Currently I'm in a happier place. Not getting as big of a salary but having an opportunity to work on a way more interesting software. And how did I land this job... after a single short interview they told me: would you like to start tomorrow?

3. hnfong ◴[] No.42163896[source]
I kind of agree with you that in practice very few jobs actually require any implementation of textbook algorithms.

The weird thing is that while people keep complaining about the focus on algorithms in the interview context, it seems like nobody objects when it comes to the recommended CS education.

I think there is a deep dissonance when people strongly recommend learning data structures and algorithms as part of CS and software engineering curriculum, but then when employers actually ask about these in interviews there is strong pushback.
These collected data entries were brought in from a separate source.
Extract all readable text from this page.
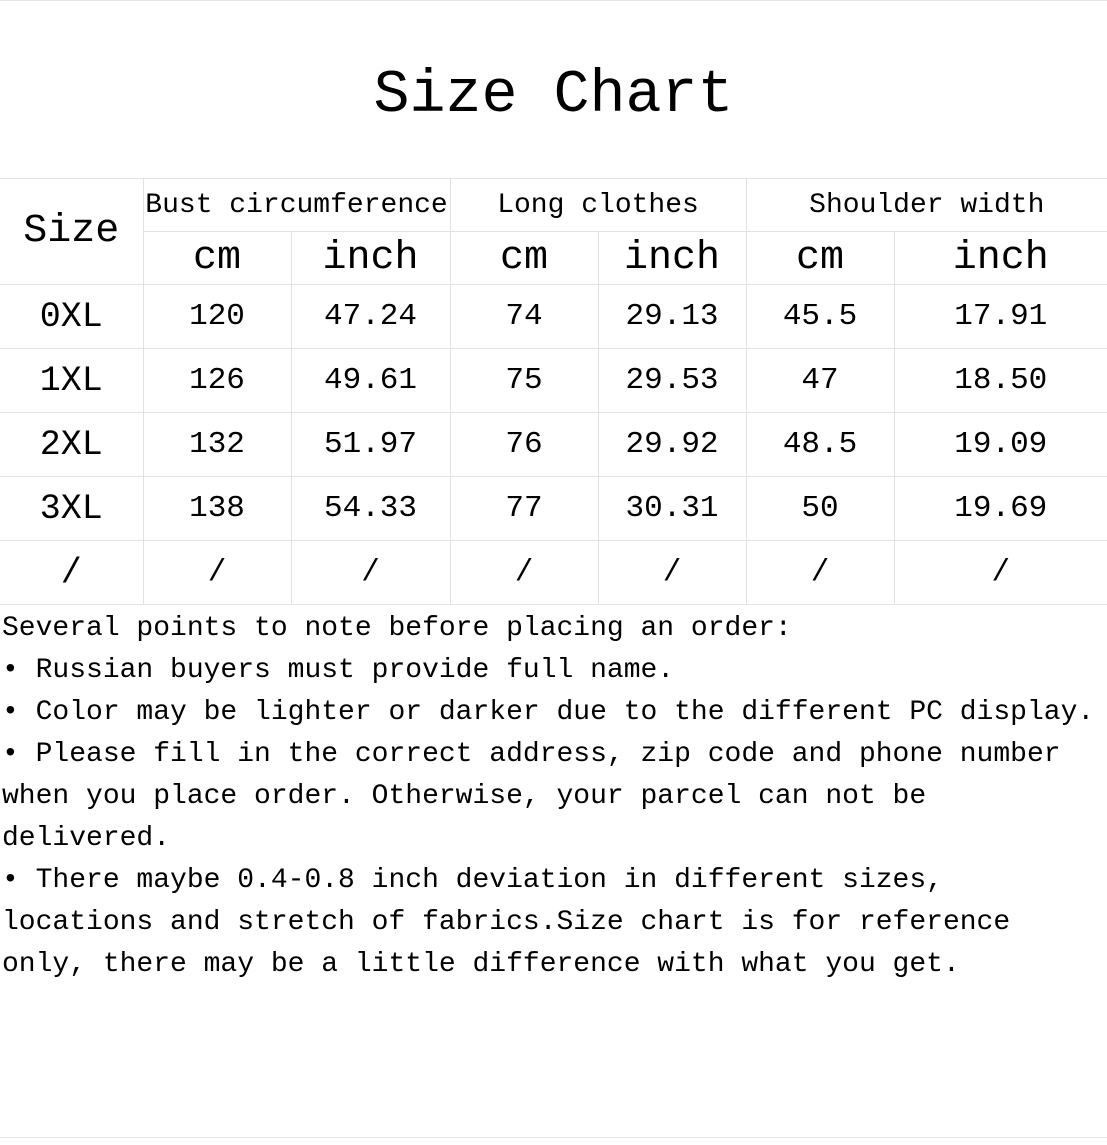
Size Chart
Size	Bust circumference		Long clothes		Shoulder width	
	cm	inch	cm	inch	cm	inch
0XL	120	47.24	74	29.13	45.5	17.91
1XL	126	49.61	75	29.53	47	18.50
2XL	132	51.97	76	29.92	48.5	19.09
3XL	138	54.33	77	30.31	50	19.69
/	/	/	/	/	/	/

Several points to note before placing an order:

• Russian buyers must provide full name.

• Color may be lighter or darker due to the different PC display.

• Please fill in the correct address, zip code and phone number when you place order. Otherwise, your parcel can not be delivered.

• There maybe 0.4-0.8 inch deviation in different sizes, locations and stretch of fabrics.Size chart is for reference only, there may be a little difference with what you get.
I personally tend to think the right balance is in the middle. At least, whatever is taught in a typical software engineering curriculum should be fair game for interview questions.

The “number of islands” problem could be something that comes up in a DSA assignment in college.
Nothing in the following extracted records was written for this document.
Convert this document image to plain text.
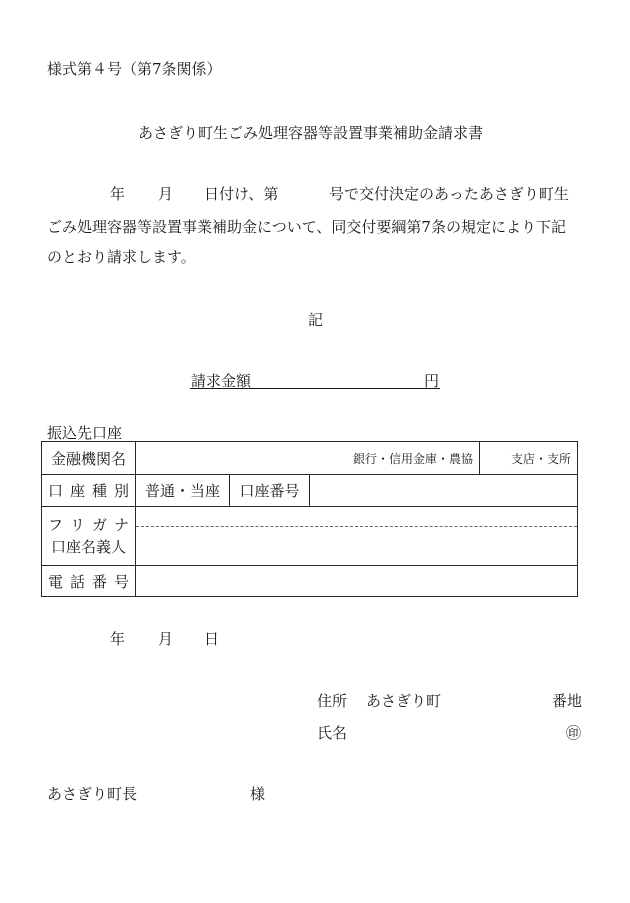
様式第４号（第7条関係）
あさぎり町生ごみ処理容器等設置事業補助金請求書
年 月 日付け、第	号で交付決定のあったあさぎり町生
ごみ処理容器等設置事業補助金について、同交付要綱第7条の規定により下記
のとおり請求します。
記
請求金額	円
振込先口座
金融機関名	銀行・信用金庫・農協			支店・支所

口 座 種 別	普通・当座	口座番号		

フ リ ガ ナ
口座名義人				

電 話 番 号				

年 月 日
住所 あさぎり町	番地
氏名	㊞
あさぎり町長	様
I don’t know whether not knowing how to code it up in an interview setting makes you a bad engineer, but those who still remember their college classes got ahead of you apparently.
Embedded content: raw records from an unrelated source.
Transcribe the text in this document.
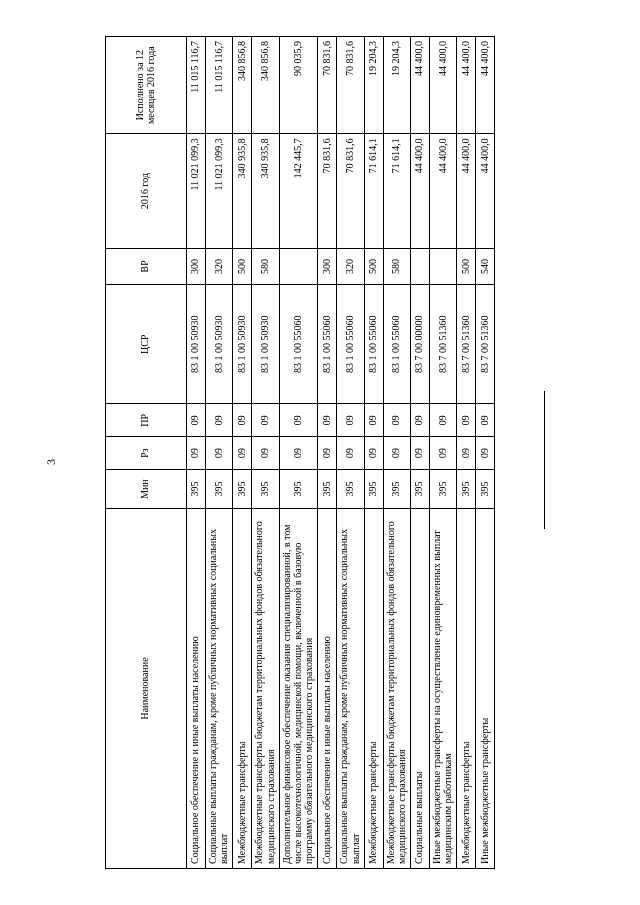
3
Наименование	Мин	Рз	ПР	ЦСР	ВР	2016 год	Исполнено за 12 месяцев 2016 года
Социальное обеспечение и иные выплаты населению	395	09	09	83 1 00 50930	300	11 021 099,3	11 015 116,7
Социальные выплаты гражданам, кроме публичных нормативных социальных выплат	395	09	09	83 1 00 50930	320	11 021 099,3	11 015 116,7
Межбюджетные трансферты	395	09	09	83 1 00 50930	500	340 935,8	340 856,8
Межбюджетные трансферты бюджетам территориальных фондов обязательного медицинского страхования	395	09	09	83 1 00 50930	580	340 935,8	340 856,8
Дополнительное финансовое обеспечение оказания специализированной, в том числе высокотехнологичной, медицинской помощи, включенной в базовую программу обязательного медицинского страхования	395	09	09	83 1 00 55060		142 445,7	90 035,9
Социальное обеспечение и иные выплаты населению	395	09	09	83 1 00 55060	300	70 831,6	70 831,6
Социальные выплаты гражданам, кроме публичных нормативных социальных выплат	395	09	09	83 1 00 55060	320	70 831,6	70 831,6
Межбюджетные трансферты	395	09	09	83 1 00 55060	500	71 614,1	19 204,3
Межбюджетные трансферты бюджетам территориальных фондов обязательного медицинского страхования	395	09	09	83 1 00 55060	580	71 614,1	19 204,3
Социальные выплаты	395	09	09	83 7 00 00000		44 400,0	44 400,0
Иные межбюджетные трансферты на осуществление единовременных выплат медицинским работникам	395	09	09	83 7 00 51360		44 400,0	44 400,0
Межбюджетные трансферты	395	09	09	83 7 00 51360	500	44 400,0	44 400,0
Иные межбюджетные трансферты	395	09	09	83 7 00 51360	540	44 400,0	44 400,0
I often argue and get downvoted in the discussions when I claim algorithms and advanced math isn’t really needed as a prerequisite in the software industry. It’s only when people get gatekept for forgetting things taught in their college classes that they complain. Imagine that.

4. dahart ◴[] No.42165167[source]
You’re not alone with this story, other people have shared similar stories. There are even a few very famous cases, like when the Homebrew maintainer complained about being rejected by Google https://news.ycombinator.com/item?id=15713801.

That said, you are making some assumptions. They might be right, but don’t forget to consider the possibility that they’re not, and then think about how to validate your assumptions, and about what it means and how to respond or adjust if your assumptions aren’t right. Also don’t forget to think impersonally about whether the job is the right fit for you. The job with the islands question might be a job for which it will be important to know and write similar algorithms, and based on the experience you describe, it might not be the right job for you. You sound like a full-stack dev, or even maybe a devops or generalist kind of person, and any given job might be looking for a more specific algorithm developer. When the job isn’t right for you, it is not a reflection of your existing talents or abilities, it could mean nothing more than they’re looking for someone with different experience or interest than you have. Being rejected might be best for you, before you know it.

> DSA is rarely relevant to the job requirements

I don’t know what this means. Generally speaking, a basic working knowledge of data structures and algorithms apples to damn near everything in computer programming jobs. I’d agree that most jobs don’t require knowing the subtle differences between parallel mergesort and parallel shell sort, for example. But most jobs that involve programming do require knowing some data structures and some algorithms.

Furthermore, companies are usually looking for well-rounded candidates. If I can hire someone who does full-stack Android and knows a lot of data structures and algorithms, that is better for me than hiring someone who’s great a full-stack stuff but gets stumped if they have to fix a connected components algorithm. Companies want devs who are good at as many things as possible, even when they say they’re looking for something specific.

Keep in mind that you’re competing with others, not being evaluated by yourself on your own merits. Also keep in mind that a single job rejection is nothing in the big picture, many things can go wrong in an interview, so look at the big picture and not individual interview questions.